El Gobierno ha fijado para 2012 la creación de un Fondo de Capitalización del despido para los trabajadores que se mantendrá durante toda la vida laboral. La cuantía será equivalente a un cierto número (aún por determinar) de días de salario por cada año trabajado y permitirá reducir en esta cifra la indemnización que afrontará el empresario en caso de despido.
Así consta en el documento de reforma laboral definitivo del Gobierno, donde se autoriza al Ejecutivo a crear este fondo en el plazo de un año y previa consulta con las organizaciones empresariales y sindicales.

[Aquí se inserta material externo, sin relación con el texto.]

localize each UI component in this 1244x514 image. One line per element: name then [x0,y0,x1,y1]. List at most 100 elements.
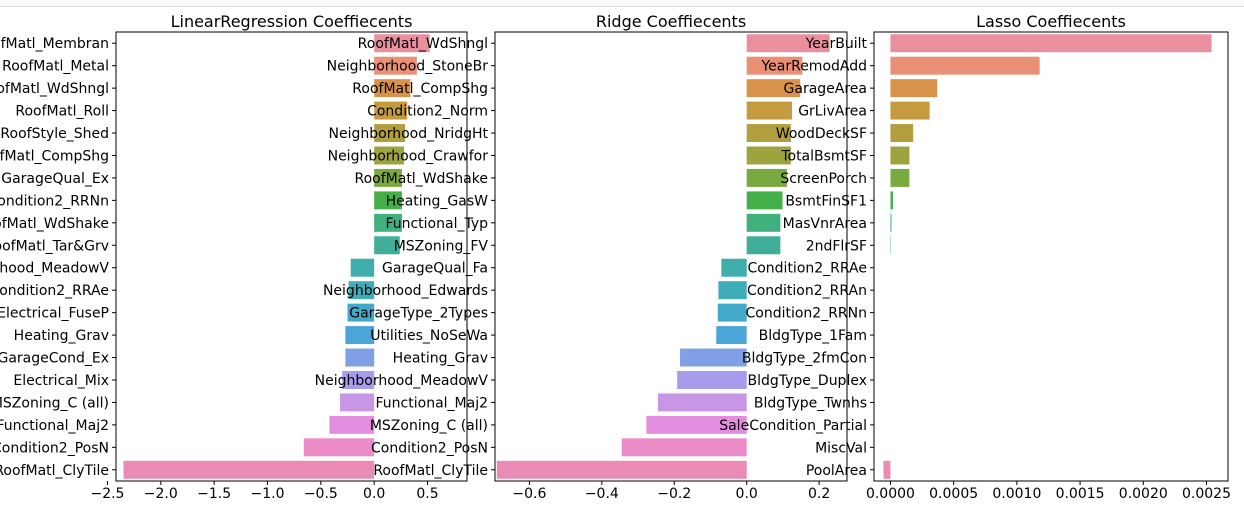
y-tick-label: BsmtFinSF1 [785,193,867,209]
y-tick-label: Utilities_NoSeWa [370,328,488,344]
bar-roofmatl-tar-grv [374,236,400,255]
y-tick-label: MSZoning_C (all) [0,395,109,411]
bar-functional-maj2 [657,393,747,412]
top-border [0,0,1244,7]
bar-condition2-rrnn [374,191,402,210]
y-tick-label: GarageQual_Fa [382,261,488,277]
y-tick-label: Neighborhood_StoneBr [327,59,489,75]
x-tick-label: 0.0 [736,486,758,502]
y-tick-label: WoodDeckSF [776,126,867,142]
bar-garagetype-2types [717,303,747,322]
axes-frame [873,31,1229,482]
y-tick-label: GrLivArea [798,104,867,120]
bar-mszoning-fv [746,236,781,255]
x-tick-label: 0.0010 [992,486,1041,502]
bar-roofmatl-clytile [123,460,375,479]
x-tick-label: −1.5 [197,486,231,502]
y-tick-label: RoofMatl_Roll [15,104,109,120]
x-tick-label: 0.5 [416,486,438,502]
y-tick-label: Neighborhood_MeadowV [315,373,489,389]
y-tick-label: Condition2_RRAn [747,283,867,299]
bar-neighborhood-edwards [718,281,747,300]
bar-condition2-rrae [348,281,375,300]
y-tick-label: GarageArea [784,81,867,97]
y-tick-label: RoofMatl_ClyTile [0,463,109,479]
y-tick-label: PoolArea [806,463,867,479]
bar-electrical-mix [342,371,375,389]
bar-neighborhood-stonebr [746,56,803,75]
axes-frame [115,31,468,482]
bar-condition2-norm [746,101,792,120]
y-tick-label: Heating_Grav [393,351,488,367]
bar-garagecond-ex [345,348,375,367]
bar-condition2-posn [303,438,375,457]
y-tick-label: Condition2_Norm [367,104,488,120]
chart-panel-3: Lasso Coeffiecents YearBuilt YearRemodAdd G… [719,12,1231,502]
y-tick-label: GarageQual_Ex [1,171,109,187]
bar-neighborhood-crawfor [746,146,791,165]
bar-neighborhood-meadowv [677,371,747,389]
bar-roofmatl-compshg [374,146,405,165]
y-tick-label: Functional_Maj2 [0,418,109,434]
y-tick-label: Functional_Typ [385,216,488,232]
bar-grlivarea [890,101,930,120]
bar-neighborhood-nridght [746,124,791,143]
bar-condition2-posn [621,438,747,457]
x-tick-label: 0.2 [808,486,830,502]
y-tick-label: Condition2_RRAe [0,283,109,299]
y-tick-label: MasVnrArea [783,216,867,232]
bar-garagearea [890,79,938,98]
x-tick-label: −0.2 [657,486,691,502]
x-tick-label: 0.0005 [929,486,978,502]
y-tick-label: Neighborhood_MeadowV [0,261,109,277]
bar-screenporch [890,168,910,187]
y-tick-label: RoofMatl_Tar&Grv [0,238,109,254]
y-tick-label: Neighborhood_Edwards [323,283,488,299]
bar-garagequal-fa [721,258,747,277]
bar-roofstyle-shed [374,124,406,143]
y-tick-label: 2ndFlrSF [806,238,867,254]
y-tick-label: MSZoning_FV [394,238,489,254]
bar-yearremodadd [890,56,1040,75]
y-tick-label: RoofMatl_Metal [2,59,109,75]
y-tick-label: MSZoning_C (all) [370,418,488,434]
y-tick-label: ScreenPorch [780,171,867,187]
bar-heating-gasw [746,191,783,210]
y-tick-label: RoofMatl_Membran [0,36,109,52]
y-tick-label: Neighborhood_Crawfor [328,148,489,164]
bar-mszoning-c-all- [340,393,375,412]
x-tick-label: 0.0 [363,486,385,502]
bar-roofmatl-clytile [496,460,747,479]
bar-totalbsmtsf [890,146,910,165]
y-tick-label: Condition2_PosN [371,440,488,456]
x-tick-label: 0.0025 [1182,486,1231,502]
x-tick-label: 0.0000 [866,486,915,502]
bar-heating-grav [680,348,747,367]
bar-mszoning-c-all- [646,415,747,434]
y-tick-label: Functional_Maj2 [376,395,488,411]
y-tick-label: MiscVal [815,440,867,456]
bar-roofmatl-membran [374,34,430,53]
bar-roofmatl-compshg [746,79,801,98]
x-tick-label: −2.5 [90,486,124,502]
y-tick-label: RoofMatl_WdShngl [0,81,109,97]
bar-roofmatl-wdshngl [374,79,411,98]
y-tick-label: YearBuilt [805,36,868,52]
y-tick-label: RoofMatl_WdShake [355,171,489,187]
y-tick-label: Heating_GasW [386,193,489,209]
y-tick-label: YearRemodAdd [760,59,867,75]
y-tick-label: RoofMatl_CompShg [0,148,109,164]
y-tick-label: Electrical_FuseP [0,306,109,322]
bar-roofmatl-wdshngl [746,34,830,53]
chart-panel-1: LinearRegression Coeffiecents RoofMatl_Me… [0,12,468,502]
bar-bsmtfinsf1 [890,191,893,210]
chart-title: LinearRegression Coeffiecents [171,12,413,31]
bar-wooddecksf [890,124,914,143]
y-tick-label: BldgType_Twnhs [754,395,867,411]
bar-poolarea [883,460,891,479]
y-tick-label: RoofMatl_WdShngl [358,36,488,52]
y-tick-label: Condition2_PosN [0,440,109,456]
bar-heating-grav [345,326,375,345]
y-tick-label: Condition2_RRNn [745,306,867,322]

El nuevo Fondo, similar al que plantea el modelo laboral austriaco, estará operativo a partir del 1 de enero de 2012 y se aplicará a los nuevos contratos indefinidos que se cierren a partir de esa fecha.
Según el texto, el trabajador podrá hacer efectivo, si así lo desea, el abono de las cantidades acumuladas a su favor en el Fondo en los supuestos de despido, de movilidad geográfica o para el desarrollo de actividades de formación. En caso de no hacerlo, percibirá la cuantía en el momento de su jubilación.
El Ejecutivo no señala el modelo de financiación de estos fondos ni concreta más su organización y funcionamiento.